Every toy collector has an obsession. Some people are completely fixated on mutants. Some have to have everything Batman or Batman related. Maybe you only buy Jedi, or female figures, or maybe you only buy red toys. Everyone has that one thing that sticks in their brain and won’t let go. Mine is Starriors. If a thread pops up asking what toy line we’d like updated, Starriors is always the first thing that pops into my head. With every SDCC or Toy Fair I am always hoping to see the slightest hint of an updated Starriors line. But it never happens.
The weirdest thing? I don’t think I could honestly claim that Starriors is my favorite toy property. It’s probably not. I don’t sit around in hopeless devotion bowing to a shrine built out of vintage Starriors figures. I don’t even have a complete collection of the vintage figures. I have plenty of toy lines that take up my time and money. But still, this doomed toy line from 1984 that barely managed a blip on the radar of pop culture gestates inside my head like an amorphous fetus forged of pure potential. I was consumed by these toys for the briefest chunk of childhood. I remember sitting and staring at that double page spread of figures up there, hoping to grab them all. I can look at it even now 30+ years divorced from those days and still remember that tug of want.
For those scratching your head in curiosity as to what I’m talking about — and Starriors shows up in plenty of “what were these?” threads across the vast wasteland of the Internet — I’ll fill you in. Starriors was a toy line that debuted in 1984 from Tomy. It was a relative of their Zoids line but featured a brand new story for American audiences. The toy line was all robot, all the time. If anybody has ever read anything I’ve ever written, then you’ll know that if there were robots, I was immediately in love. Droids, Transformers, Go-Bots, B.A.T.S. . . . if it was made of cold steel and had a reactor where it’s heart should have been, chances are I was interested in it. Starriors was robot heaven.
As is required of any self-respecting toy line, the Starriors were comprised of Protectors, who were the good guys, and Destructors, who were the bad guys. There’s really no way Destructors could be the good guys, so already we have a ton of profiling going on.
Within these two groups there were a number of smaller groups, chief among these the human-shaped Wastors. The basic story was that it was post-apocalypse (robots and post-apocalypse — boner city) and humans were sleeping underground. The earth still needed tending to, so there were several robot classes that kept things functioning. Protectors had to rebuild the earth, Destructors were supposed to destroy any harmful life forms that cropped up, and so on. So the Destructors were technically supposed to be the good guys, except for a guy named Slaughter Steelgrave, who has the best villain name ever. He wasn’t too happy with man and was a bit of a whack job.
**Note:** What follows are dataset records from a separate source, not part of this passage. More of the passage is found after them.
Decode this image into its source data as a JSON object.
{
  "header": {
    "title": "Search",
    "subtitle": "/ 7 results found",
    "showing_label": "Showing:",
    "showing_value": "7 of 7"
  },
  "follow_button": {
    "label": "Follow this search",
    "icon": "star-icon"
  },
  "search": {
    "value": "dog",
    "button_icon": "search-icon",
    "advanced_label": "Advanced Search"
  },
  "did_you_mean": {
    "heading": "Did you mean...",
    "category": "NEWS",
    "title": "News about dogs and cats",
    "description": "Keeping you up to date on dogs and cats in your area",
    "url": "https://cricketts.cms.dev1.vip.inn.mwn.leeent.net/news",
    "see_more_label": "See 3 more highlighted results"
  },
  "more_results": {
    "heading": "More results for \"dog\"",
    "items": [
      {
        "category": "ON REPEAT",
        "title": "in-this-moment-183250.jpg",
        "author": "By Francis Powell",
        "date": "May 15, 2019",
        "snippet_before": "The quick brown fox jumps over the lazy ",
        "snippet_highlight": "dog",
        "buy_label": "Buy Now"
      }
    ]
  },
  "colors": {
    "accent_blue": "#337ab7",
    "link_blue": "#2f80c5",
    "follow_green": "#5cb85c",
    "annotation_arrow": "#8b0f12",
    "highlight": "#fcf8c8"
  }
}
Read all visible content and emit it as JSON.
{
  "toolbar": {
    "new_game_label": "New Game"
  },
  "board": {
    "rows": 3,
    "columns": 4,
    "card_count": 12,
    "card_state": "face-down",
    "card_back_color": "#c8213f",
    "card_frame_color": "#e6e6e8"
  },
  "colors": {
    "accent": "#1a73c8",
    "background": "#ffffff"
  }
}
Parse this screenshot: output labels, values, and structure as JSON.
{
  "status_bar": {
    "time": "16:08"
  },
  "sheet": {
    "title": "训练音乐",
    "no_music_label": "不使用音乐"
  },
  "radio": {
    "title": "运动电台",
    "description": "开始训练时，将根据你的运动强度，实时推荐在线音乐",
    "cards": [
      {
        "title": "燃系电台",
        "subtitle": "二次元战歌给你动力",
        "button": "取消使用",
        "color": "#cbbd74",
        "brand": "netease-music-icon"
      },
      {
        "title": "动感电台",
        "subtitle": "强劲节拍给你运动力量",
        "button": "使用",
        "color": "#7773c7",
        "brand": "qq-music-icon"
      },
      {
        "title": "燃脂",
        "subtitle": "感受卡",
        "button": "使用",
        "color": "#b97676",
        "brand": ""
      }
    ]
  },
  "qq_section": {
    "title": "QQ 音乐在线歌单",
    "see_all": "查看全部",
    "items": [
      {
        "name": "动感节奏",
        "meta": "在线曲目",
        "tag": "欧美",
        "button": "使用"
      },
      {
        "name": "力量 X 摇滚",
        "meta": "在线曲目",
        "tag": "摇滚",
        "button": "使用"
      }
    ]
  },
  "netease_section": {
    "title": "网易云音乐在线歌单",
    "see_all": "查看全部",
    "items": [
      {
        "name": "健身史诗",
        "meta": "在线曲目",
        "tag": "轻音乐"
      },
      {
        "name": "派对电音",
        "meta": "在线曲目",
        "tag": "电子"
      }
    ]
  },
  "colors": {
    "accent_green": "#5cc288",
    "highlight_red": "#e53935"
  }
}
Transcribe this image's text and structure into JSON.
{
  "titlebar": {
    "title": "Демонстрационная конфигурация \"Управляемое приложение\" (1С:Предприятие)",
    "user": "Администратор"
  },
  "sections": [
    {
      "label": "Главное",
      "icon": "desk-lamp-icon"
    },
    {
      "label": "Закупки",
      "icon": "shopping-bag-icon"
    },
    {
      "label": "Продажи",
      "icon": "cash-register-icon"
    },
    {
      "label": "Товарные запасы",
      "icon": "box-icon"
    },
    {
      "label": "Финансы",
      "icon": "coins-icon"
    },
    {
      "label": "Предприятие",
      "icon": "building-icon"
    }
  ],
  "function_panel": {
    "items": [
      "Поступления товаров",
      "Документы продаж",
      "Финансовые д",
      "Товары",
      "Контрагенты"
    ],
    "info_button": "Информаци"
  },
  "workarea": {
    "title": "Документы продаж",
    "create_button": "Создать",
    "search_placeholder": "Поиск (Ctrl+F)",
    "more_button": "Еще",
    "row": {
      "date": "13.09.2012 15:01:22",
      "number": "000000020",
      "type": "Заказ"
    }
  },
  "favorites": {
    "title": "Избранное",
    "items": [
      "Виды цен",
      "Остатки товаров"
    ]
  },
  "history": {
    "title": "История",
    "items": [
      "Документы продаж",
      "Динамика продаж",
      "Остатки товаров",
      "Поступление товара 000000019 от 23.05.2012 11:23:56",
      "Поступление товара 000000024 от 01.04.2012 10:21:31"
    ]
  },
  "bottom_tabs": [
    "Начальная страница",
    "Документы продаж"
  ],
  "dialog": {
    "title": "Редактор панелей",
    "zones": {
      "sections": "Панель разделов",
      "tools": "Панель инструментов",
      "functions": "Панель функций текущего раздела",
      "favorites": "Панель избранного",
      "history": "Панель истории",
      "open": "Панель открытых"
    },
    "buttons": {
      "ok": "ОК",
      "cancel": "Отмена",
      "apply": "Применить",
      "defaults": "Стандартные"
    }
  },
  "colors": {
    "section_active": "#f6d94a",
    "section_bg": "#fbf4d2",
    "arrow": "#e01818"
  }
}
Most of this story can be found in the Starriors mini-series produced by Marvel Comics in 1984. Louise Simonson managed to breathe a ton of life into your typical licensed-property comic and told a complete story in four issues. Unfortunately, another four issue mini-series featuring robots ended up with a bit more success that year, and while Transformers went on to accrue another 76 issues under Marvel’s auspices alone, the Starriors comic ended and ended permanently, leaving us bereft of the further adventures of Protectors versus Destructors.
I think it’s possible that I might not have this little obsession with Starriors if not for that comic. Something about it — from the dark themes to the specifically detailed personalities — made a lasting impression on me as a kid. If you ever have a chance, track down those four issues and give them a read. The ’80s were the peak of the “comics based on toys” movement, and I rank those four issues up there with G.I. Joe and Transformers, which for me is high praise.
The toys, however, were standard lower-tier ’80s stuff. There are toys that sit proudly on the shelves of stores like Best or Hills, and then there are the toys that show up at drug stores like Revco. Starriors, unfortunately, was doomed to the Revco toy aisle. While I do believe they had a brief shot at the gold at Best — where I managed to score a couple before they disappeared — they would soon be discount items at Revco or worse, with their prices slashed down to mere pennies on the dollar. Were they bad toys? Not at all. They were limited, yes, with a basic seven points of articulation for the Wastor (humanoid) types. Their gimmick was a wind-up chest-mounted gimmick of some type. Saws that spun, drills that drilled, lasers that throbbed in and out — these were all pretty cool for the time, and the gimmick was utilized to great effect in the comic. But they were made of a lower-grade plastic, and even being as anally careful as I am, I managed to snap off an arm on one of mine.
That’s where my obsession comes in. This property that came into existence and left without fanfare or success has never managed to get the toys that it deserves. But now we have the ability to truly give them top-notch toys. Now is the time to take these old designs and give them a glossy 21st century upgrade. If we could take those squat robots with limited articulation and turn them into 1/12th masterpieces, this line would certainly grab even the uninitiated and hold their attention.
The best thing is the shared molds. Hotshot — leader of the Protectors — shares a mold with Slaughter Steelgrave. That theme carries through all the humanoid robots. The good guy shares a mold with the corresponding bad guy, with only their chest piece being the gimmick. That halves the amount of tooling needed right there. All you need is a chest void to slide in the appropriate gimmick — sans action feature, though — and you can get two toys for the price of one. Hell, they could even be sold as two packs, like this Sawtooth/Cut-up pack below:
With so many new properties popping up in the ’80s, not every toy line could make it. In toys, like in life, there are winners, losers, and underdogs. I like to look at Starriors as an underdog that could get a second life and surprise everyone by capturing a level of success it never enjoyed its first go around. All that’s needed is for someone to realize this property’s potential and update this!